Sekilas, perilaku PSK itu normal saja seperti yang lain, ketemu laki-laki hidung belang lalu ke hotel. Tapi ternyata, yang mengejutkan, PSK itu diantar suaminya mangkal di pinggir jalan. Biasanya, suaminya itu menunggu di depan hotel sambil membawa motor.
“Suaminya dari rumah mengantar PSK itu ke pinggir jalan, lalu menunggu di hotel. Tujuannya, mengontrol berapa kali istrinya di-booking lelaki hidung belang. Jadi, setoran ke suaminya sesuai jumlah tamu istrinya. PSK seperti ini, istilahnya angon bebek, atau menggembala bebek,” ujar Mali, karyawan salah satu hotel di sekitar stasiun Poncol, Semarang Utara.
Sepengetahuan dia, satu PSK semalam bisa melayani rata-rata 4-5 tamu. Apalagi, yang muda dan berwajah cantik bisa sampai 6-7 kali. Tarifnya antara Rp100 ribu, atau Rp150 ribu. Bahkan, jika sudah terpaksa sampai larut malam dan tidak laku, mereka bisa obral.

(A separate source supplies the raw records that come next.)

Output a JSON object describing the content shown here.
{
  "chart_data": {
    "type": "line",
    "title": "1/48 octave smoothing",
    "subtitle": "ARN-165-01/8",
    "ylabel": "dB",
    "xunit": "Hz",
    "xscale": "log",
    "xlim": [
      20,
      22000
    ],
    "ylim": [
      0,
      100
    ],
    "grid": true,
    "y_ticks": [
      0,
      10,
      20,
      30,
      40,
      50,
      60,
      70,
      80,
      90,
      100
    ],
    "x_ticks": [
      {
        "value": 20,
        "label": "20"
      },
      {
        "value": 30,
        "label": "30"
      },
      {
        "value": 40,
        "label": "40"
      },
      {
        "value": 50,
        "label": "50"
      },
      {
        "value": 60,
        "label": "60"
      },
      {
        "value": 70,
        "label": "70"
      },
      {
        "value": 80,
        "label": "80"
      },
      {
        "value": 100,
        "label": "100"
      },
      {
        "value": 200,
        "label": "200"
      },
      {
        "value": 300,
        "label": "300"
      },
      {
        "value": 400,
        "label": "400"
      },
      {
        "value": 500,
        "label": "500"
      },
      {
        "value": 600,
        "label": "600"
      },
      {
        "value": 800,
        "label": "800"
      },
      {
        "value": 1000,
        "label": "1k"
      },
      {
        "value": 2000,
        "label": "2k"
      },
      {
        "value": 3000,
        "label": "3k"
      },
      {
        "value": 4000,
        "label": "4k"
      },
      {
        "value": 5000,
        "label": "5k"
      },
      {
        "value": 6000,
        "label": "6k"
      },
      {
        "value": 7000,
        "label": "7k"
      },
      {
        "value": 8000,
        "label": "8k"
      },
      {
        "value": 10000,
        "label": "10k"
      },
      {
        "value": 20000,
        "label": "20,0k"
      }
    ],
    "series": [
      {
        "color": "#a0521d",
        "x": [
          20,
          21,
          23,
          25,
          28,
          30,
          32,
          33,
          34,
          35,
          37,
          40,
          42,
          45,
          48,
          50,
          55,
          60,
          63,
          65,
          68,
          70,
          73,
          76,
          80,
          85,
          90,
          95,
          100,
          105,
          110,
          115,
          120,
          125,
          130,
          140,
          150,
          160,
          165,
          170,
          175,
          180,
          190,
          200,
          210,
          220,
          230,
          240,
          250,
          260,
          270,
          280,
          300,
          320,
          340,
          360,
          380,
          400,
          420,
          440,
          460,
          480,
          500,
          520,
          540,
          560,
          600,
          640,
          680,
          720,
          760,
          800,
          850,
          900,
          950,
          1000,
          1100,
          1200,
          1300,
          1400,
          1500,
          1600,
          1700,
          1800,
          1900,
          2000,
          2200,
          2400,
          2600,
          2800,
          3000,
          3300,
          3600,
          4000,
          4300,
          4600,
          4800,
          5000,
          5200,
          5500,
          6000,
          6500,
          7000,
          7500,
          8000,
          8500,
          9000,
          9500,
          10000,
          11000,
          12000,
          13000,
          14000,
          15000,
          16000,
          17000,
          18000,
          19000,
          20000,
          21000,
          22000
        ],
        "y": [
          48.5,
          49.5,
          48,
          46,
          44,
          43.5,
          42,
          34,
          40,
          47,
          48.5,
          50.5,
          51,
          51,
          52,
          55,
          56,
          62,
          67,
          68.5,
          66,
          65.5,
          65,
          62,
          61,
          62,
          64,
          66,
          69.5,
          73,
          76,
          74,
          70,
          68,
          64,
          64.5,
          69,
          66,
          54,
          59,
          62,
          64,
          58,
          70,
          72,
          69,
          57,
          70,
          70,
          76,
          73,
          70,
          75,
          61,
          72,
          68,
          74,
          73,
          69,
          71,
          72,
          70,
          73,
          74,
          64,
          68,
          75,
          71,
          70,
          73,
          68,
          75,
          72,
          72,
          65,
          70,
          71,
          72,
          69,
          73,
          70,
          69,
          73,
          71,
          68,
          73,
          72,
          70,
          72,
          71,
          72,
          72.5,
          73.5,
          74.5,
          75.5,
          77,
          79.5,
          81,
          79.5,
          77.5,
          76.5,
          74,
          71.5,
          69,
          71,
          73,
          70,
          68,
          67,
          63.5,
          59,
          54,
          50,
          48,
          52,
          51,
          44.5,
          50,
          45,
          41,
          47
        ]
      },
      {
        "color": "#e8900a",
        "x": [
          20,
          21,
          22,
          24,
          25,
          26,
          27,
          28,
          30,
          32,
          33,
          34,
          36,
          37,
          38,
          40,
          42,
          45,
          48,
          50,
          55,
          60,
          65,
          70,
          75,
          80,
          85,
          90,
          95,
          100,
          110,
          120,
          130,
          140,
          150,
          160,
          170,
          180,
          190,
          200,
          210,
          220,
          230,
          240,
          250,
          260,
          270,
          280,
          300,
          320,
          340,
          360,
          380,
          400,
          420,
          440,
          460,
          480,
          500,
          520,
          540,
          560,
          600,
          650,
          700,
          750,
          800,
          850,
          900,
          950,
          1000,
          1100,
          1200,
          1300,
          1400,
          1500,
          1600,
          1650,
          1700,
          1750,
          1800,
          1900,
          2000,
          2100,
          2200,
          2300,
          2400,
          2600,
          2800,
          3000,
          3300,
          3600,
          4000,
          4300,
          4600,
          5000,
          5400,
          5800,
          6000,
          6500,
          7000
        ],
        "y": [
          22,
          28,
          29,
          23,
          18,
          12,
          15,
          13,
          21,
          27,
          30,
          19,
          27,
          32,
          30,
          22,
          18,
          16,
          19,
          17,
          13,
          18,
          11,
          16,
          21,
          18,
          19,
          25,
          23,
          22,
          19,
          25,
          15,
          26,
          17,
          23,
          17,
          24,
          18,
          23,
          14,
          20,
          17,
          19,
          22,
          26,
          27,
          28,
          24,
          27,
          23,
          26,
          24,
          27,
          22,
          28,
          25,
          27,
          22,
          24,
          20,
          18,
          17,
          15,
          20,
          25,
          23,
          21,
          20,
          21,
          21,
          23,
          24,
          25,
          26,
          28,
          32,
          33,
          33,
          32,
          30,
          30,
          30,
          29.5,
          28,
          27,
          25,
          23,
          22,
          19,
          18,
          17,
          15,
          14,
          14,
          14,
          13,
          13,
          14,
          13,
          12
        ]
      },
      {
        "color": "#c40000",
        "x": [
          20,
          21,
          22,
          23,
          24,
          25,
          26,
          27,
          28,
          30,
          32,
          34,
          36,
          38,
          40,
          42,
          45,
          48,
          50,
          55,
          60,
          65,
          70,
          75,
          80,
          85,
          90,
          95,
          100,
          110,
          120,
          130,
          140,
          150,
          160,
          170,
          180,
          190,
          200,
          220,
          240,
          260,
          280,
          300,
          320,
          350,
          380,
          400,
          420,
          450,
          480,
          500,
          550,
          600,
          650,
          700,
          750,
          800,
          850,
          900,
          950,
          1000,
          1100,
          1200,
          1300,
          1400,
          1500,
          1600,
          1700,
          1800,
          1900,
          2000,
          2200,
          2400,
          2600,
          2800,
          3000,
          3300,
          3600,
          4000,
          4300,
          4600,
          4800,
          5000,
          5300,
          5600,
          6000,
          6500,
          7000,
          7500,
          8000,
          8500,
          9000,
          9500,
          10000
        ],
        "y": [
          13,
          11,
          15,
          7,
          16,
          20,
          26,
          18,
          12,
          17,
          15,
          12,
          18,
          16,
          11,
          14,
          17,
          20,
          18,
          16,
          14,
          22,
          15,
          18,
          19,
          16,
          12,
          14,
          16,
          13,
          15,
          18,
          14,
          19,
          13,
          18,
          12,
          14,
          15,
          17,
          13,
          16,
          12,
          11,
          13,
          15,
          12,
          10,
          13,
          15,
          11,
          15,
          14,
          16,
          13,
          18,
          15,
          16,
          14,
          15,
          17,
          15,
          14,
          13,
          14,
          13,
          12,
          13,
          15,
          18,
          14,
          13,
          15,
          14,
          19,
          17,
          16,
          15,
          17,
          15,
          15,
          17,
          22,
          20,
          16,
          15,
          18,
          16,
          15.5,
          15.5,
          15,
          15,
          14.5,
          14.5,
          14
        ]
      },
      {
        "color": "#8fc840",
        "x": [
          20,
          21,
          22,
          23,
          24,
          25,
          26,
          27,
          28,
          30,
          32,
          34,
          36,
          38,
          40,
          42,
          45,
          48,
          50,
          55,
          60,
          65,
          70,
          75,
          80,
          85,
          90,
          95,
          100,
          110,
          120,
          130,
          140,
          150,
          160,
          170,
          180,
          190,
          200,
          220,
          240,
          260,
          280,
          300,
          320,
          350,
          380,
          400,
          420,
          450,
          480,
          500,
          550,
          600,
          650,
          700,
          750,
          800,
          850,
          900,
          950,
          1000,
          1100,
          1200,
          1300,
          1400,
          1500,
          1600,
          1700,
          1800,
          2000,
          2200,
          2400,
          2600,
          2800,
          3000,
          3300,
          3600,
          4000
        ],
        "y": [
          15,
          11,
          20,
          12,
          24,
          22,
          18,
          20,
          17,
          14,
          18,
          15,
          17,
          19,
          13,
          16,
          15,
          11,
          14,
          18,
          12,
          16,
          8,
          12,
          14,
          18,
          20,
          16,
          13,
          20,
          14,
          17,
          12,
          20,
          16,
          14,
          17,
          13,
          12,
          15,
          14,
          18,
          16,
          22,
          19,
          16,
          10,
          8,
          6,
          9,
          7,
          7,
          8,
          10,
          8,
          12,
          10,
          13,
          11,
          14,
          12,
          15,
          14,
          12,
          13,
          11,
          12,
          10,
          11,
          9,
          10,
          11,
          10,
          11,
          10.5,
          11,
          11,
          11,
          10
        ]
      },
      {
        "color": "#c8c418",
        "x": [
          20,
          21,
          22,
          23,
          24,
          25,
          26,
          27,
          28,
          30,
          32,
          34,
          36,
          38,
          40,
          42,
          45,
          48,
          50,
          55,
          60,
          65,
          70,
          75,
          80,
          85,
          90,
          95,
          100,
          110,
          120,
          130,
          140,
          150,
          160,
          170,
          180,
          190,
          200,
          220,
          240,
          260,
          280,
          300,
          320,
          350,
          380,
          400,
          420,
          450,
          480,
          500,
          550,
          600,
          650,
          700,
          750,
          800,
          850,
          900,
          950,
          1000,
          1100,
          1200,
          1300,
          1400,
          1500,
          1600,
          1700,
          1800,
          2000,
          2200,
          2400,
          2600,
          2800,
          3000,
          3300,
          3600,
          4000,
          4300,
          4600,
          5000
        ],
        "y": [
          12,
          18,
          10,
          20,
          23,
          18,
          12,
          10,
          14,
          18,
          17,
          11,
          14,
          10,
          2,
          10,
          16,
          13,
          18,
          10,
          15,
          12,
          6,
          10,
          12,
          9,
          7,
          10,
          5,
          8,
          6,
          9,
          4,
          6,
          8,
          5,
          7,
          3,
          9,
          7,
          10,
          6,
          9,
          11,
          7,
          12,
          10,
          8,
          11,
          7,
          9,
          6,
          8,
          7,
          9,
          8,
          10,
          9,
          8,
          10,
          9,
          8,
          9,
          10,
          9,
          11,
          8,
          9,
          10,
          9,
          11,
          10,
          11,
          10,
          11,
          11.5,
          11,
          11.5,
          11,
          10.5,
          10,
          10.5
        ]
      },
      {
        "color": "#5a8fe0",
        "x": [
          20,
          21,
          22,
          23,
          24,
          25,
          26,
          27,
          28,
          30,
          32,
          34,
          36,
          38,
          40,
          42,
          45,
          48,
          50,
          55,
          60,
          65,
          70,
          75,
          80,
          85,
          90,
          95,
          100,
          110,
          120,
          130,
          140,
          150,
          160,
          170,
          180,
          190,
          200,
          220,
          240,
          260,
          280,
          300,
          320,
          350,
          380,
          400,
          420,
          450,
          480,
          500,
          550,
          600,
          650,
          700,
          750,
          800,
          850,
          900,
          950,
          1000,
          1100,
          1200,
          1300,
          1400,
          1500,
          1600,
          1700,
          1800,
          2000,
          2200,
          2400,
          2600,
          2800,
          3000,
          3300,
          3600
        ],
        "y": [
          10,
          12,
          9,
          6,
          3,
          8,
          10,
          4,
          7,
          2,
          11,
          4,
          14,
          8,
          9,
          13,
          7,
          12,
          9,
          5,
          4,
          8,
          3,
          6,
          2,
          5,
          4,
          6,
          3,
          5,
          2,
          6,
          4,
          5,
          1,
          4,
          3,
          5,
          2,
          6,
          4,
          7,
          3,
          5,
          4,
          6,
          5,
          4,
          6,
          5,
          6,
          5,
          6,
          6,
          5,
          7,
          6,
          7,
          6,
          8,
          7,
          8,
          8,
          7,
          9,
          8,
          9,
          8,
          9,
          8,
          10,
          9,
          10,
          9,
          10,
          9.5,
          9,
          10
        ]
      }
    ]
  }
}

Mereka biasanya tidak lama di kamar hotel cuma 15-30 menit. Sehingga, tidak sampai tengah malam suaminya mengantar pulang lagi.
Mereka pacar atau suami? Menurut dia, mereka suami istri yang punya anak. Biasanya, mereka kos tidak jauh dari lokasi istrinya mangkal. Mereka kos, karena secara ekonomi tidak kuat untuk membeli rumah. Kos mereka juga sederhana sekadar kamar untuk tidur.
Ada Tukiman
Jika di Kota Semarang ada "angon bebek", di Kabupaten Semarang muncul istilah Tukiman. Disinyalir Sejumlah perempuan pekerja seks komersial (PSK) di Bandungan, Ungaran, Jawa Tengah, yang indekos di beberapa hotel kelas melati, biasanya hidup dengan laki-laki yang menjadi pelindungnya.
Laki-laki tersebut bukan suami, mereka dikenal dengan istilah Tukiman. Akronim Bahasa Jawa dari tiga suku kata, yaitu turu (tidur), laki (bercinta), dan mangan (makan). Tidak ada yang dikerjakan oleh para Tukiman, selain tiga hal itu. Semua kebutuhannya telah dipenuhi oleh PSK yang menjadi pasangannya.
Hampir sama dengan angon bebek, salah satu syarat mutlak berpasangan dengan PSK sebagai Tukiman adalah pengertian yang tidak berbatas. Ketika tamu datang, sering eksekusi juga dilakukan di kamar yang mereka sewa sebagai indekos.
Mereka tinggal di hotel bersama Tukiman. Ketika ada tamu, PSK juga melayani di kamar yang mereka sewa.
Tukimannya biasanya laki-laki sebaya, tetapi bisa juga laki-laki yang lebih dewasa. Mereka berasal dari luar daerah Bandungan, bahkan ada juga beberapa tukiman dari luar negeri misal Belanda dan ada dari Perancis.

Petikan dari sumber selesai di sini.